Pentax · 50mm f/1.4 · Pentax K
Pentax SMC Pentax-FA 50mm f/1.4 (K)
Three decades on the same product line tells you something. Pentax shipped this lens in 1991 and was still selling it new in 2023, through the death of film SLRs, the rise and fall of APS-C, and the arrival of full-frame digital. The same optical block fed a PZ-1 loaded with Velvia and, later, a K-1 shooting raw. Almost nothing else in the autofocus 50mm world stayed in print that long without a redesign.
The formula is a classic double-Gauss, the same fast-normal layout that has defined the f/1.4 fifty since the Planar. Pentax wrapped it in their Super Multi Coating, which is the part that earns the SMC in the name. Stopped to f/4 it sharpens up across the field and holds contrast well. Color is on the warmer, slightly muted Pentax side, which photographers either love or correct in post. The honest blemish is backlight. The barrel is compact and the front element sits exposed, so this fifty veils and throws ghosts more readily than its Canon and Nikon contemporaries when a light source is just outside the frame. Shoot it into a streetlight without the hood and you get flare across the corners. Keep the hood on and most of that goes away.
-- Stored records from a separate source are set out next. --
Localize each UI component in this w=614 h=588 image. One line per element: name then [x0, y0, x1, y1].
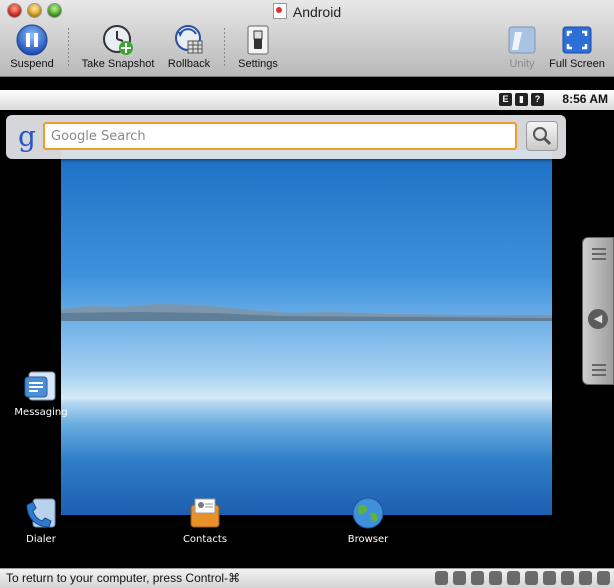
app-drawer-tab[interactable]: ◀ — [582, 237, 614, 385]
google-search-widget: g — [6, 115, 566, 159]
headphones-icon[interactable] — [453, 571, 466, 585]
phone-icon — [26, 498, 56, 528]
unity-label: Unity — [509, 58, 535, 70]
rollback-button[interactable]: Rollback — [164, 24, 214, 70]
network-type-icon: E — [499, 93, 512, 106]
guest-screen[interactable]: E ▮ ? 8:56 AM g ◀ — [0, 90, 614, 568]
window-titlebar: Android Suspend Take Snapshot Rollback S… — [0, 0, 614, 77]
snapshot-label: Take Snapshot — [81, 58, 155, 70]
contacts-icon — [190, 498, 220, 528]
unity-button[interactable]: Unity — [500, 24, 544, 70]
settings-button[interactable]: Settings — [234, 24, 282, 70]
google-logo: g — [18, 120, 36, 153]
messaging-label: Messaging — [14, 407, 68, 418]
toolbar-separator — [68, 28, 69, 68]
suspend-button[interactable]: Suspend — [8, 24, 56, 70]
return-hint: To return to your computer, press Contro… — [6, 571, 241, 585]
dialer-shortcut[interactable]: Dialer — [16, 495, 66, 545]
toolbar-separator — [224, 28, 225, 68]
browser-label: Browser — [347, 534, 389, 545]
android-status-bar: E ▮ ? 8:56 AM — [0, 90, 614, 110]
search-input[interactable] — [43, 122, 517, 150]
unity-icon — [508, 26, 536, 54]
contacts-label: Contacts — [182, 534, 228, 545]
shared-folder-icon[interactable] — [561, 571, 574, 585]
messaging-shortcut[interactable]: Messaging — [14, 368, 68, 418]
fullscreen-icon — [562, 26, 592, 54]
magnifier-icon — [533, 127, 552, 146]
usb-icon[interactable] — [471, 571, 484, 585]
network-device-icon[interactable] — [435, 571, 448, 585]
window-title: Android — [0, 3, 614, 20]
search-button[interactable] — [526, 121, 558, 151]
cd-rom-icon[interactable] — [525, 571, 538, 585]
vm-status-bar: To return to your computer, press Contro… — [0, 568, 614, 588]
pause-icon — [16, 24, 48, 56]
mountain-horizon — [61, 304, 552, 321]
signal-strength-icon: ▮ — [515, 93, 528, 106]
snapshot-clock-icon — [103, 25, 133, 55]
take-snapshot-button[interactable]: Take Snapshot — [78, 24, 158, 70]
bluetooth-icon[interactable] — [507, 571, 520, 585]
contacts-shortcut[interactable]: Contacts — [180, 495, 230, 545]
suspend-label: Suspend — [10, 58, 54, 70]
status-time: 8:56 AM — [562, 92, 608, 106]
vm-document-icon — [272, 3, 287, 19]
home-wallpaper — [61, 150, 552, 515]
full-screen-button[interactable]: Full Screen — [546, 24, 608, 70]
dialer-label: Dialer — [26, 534, 56, 545]
fullscreen-label: Full Screen — [549, 58, 605, 70]
settings-label: Settings — [238, 58, 278, 70]
display-icon[interactable] — [597, 571, 610, 585]
chevron-left-icon: ◀ — [588, 309, 608, 329]
settings-switch-icon — [247, 25, 269, 55]
sound-icon[interactable] — [579, 571, 592, 585]
printer-icon[interactable] — [543, 571, 556, 585]
rollback-label: Rollback — [167, 58, 211, 70]
window-title-text: Android — [292, 4, 342, 20]
messaging-icon — [24, 371, 56, 401]
browser-shortcut[interactable]: Browser — [343, 495, 393, 545]
battery-unknown-icon: ? — [531, 93, 544, 106]
hard-disk-icon[interactable] — [489, 571, 502, 585]
globe-icon — [352, 497, 384, 529]
rollback-clock-icon — [175, 25, 203, 54]
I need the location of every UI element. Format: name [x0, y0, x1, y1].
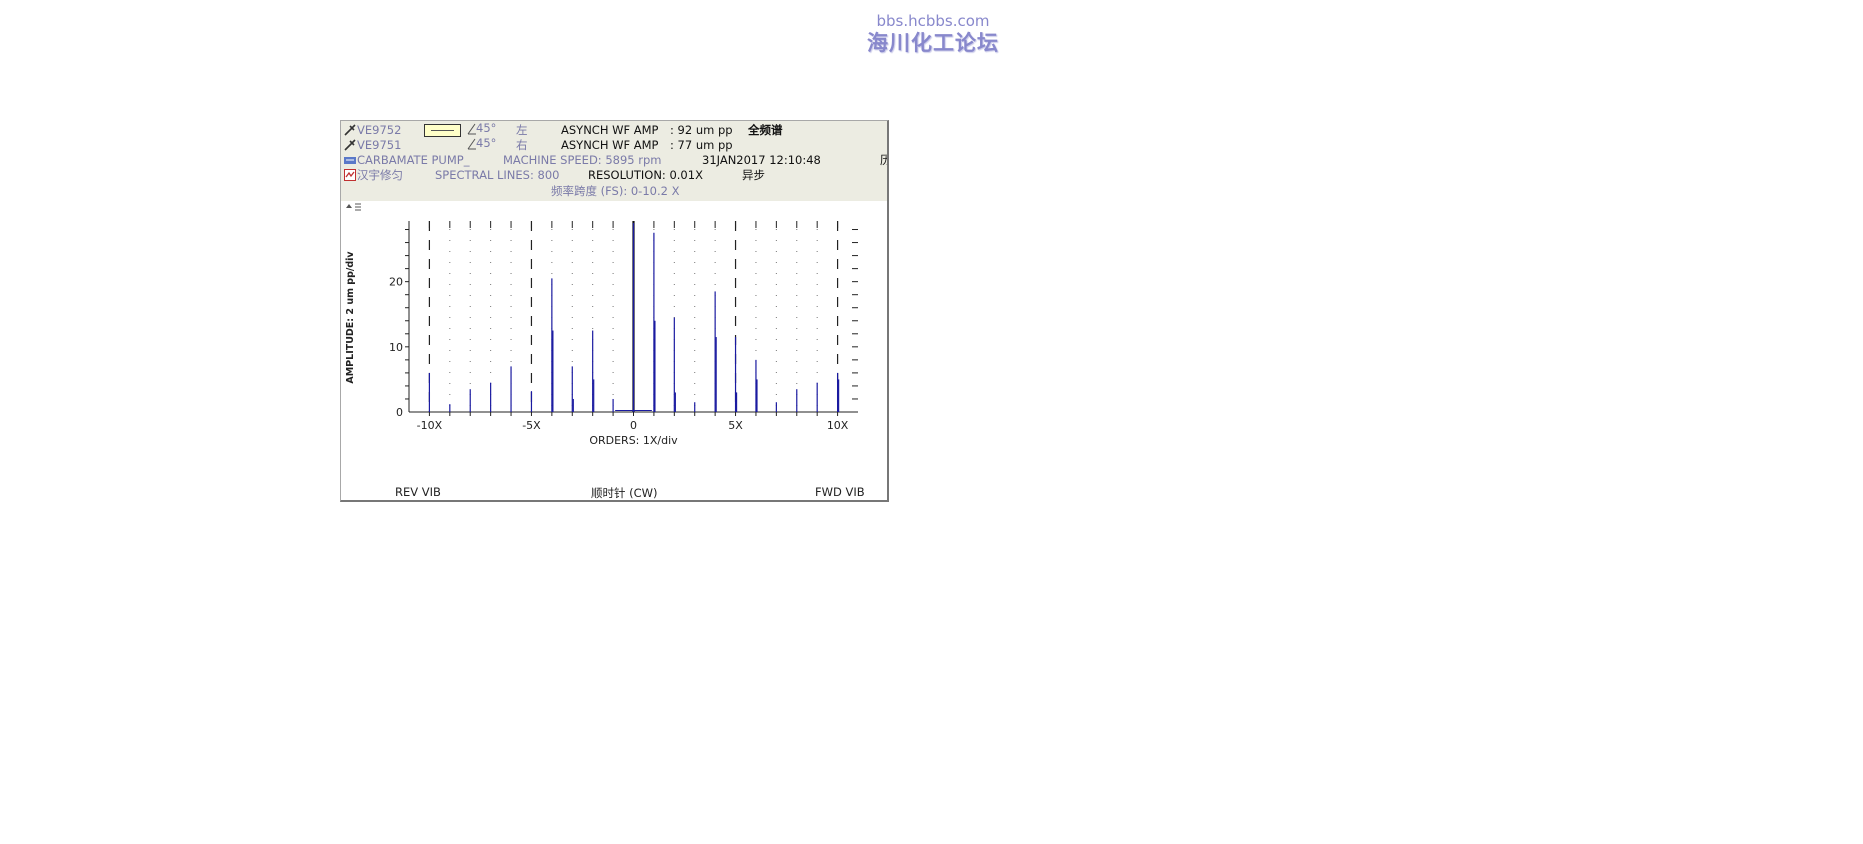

Wide open it is soft and low in contrast, with a glow around specular highlights at f/1.4 that some people chase for portraits and others stop down to kill. That bloom hangs on until roughly f/2.8. Bokeh is rounded and calm rather than swirly, the out-of-focus discs taking on a slight cat-eye toward the edges. Focus falls off gently rather than snapping, so a face at f/1.4 reads as a sharp eye dissolving into a wash behind it. This is not a clinical, corrected modern lens, and the people who buy it know that going in.
Who buys it: Pentax shooters who want one normal prime and want it to mount on everything they own, from a 1995 body to a current K-mount digital, with full aperture coupling and autofocus. The honest weakness is that f/1.4 is the showpiece more than the working aperture. Edges stay soft and the glow lingers until about f/2.8, and the autofocus motor is the older screw-drive type, so it hunts in dim rooms. If you want bite at full aperture, the FA Limited 43mm or a modern third-party fifty will outresolve it.
It sits in the affordable-classic tier, cross-shopped against the cheaper SMC-A 50mm f/1.4 manual lens and against Pentax's own reissues. Worth knowing which is which. The 2023 Classic shares this optical block and sharpens the same way, but its coating is tuned to embrace flare, producing that vivid rainbow streak wide open, so it is the vintage-character pick, not the sharper one. The HD FA 50mm f/1.4 is the version with modern high-contrast coatings if you want cleaner, flare-controlled rendering. The reason to pick the original over the manual SMC-A is the autofocus and the metering chip.
One metering note. The 49mm filter thread is shared with a lot of Pentax glass, so an ND or a polarizer carries across your kit. When you stack a polarizer for slide film, that is roughly a stop and a half of light gone, and Zone Light Meter will let you dial that filter factor in so the reading lands where the shadows actually fall instead of a stop and a half under.
How the app handles this lens
- Metering: Max aperture f/1.4. Meter wide open in dim light, then the app holds the reading while you stop down to your taking aperture.
- Shutter: The shutter is in the body (focal plane), so flash sync tops out at the camera's X-sync speed. The app's exposure pairs respect whatever speed you set.
- Filters: Takes 49mm filters. Dial an ND or polariser factor into the app and the metered exposure shifts to match.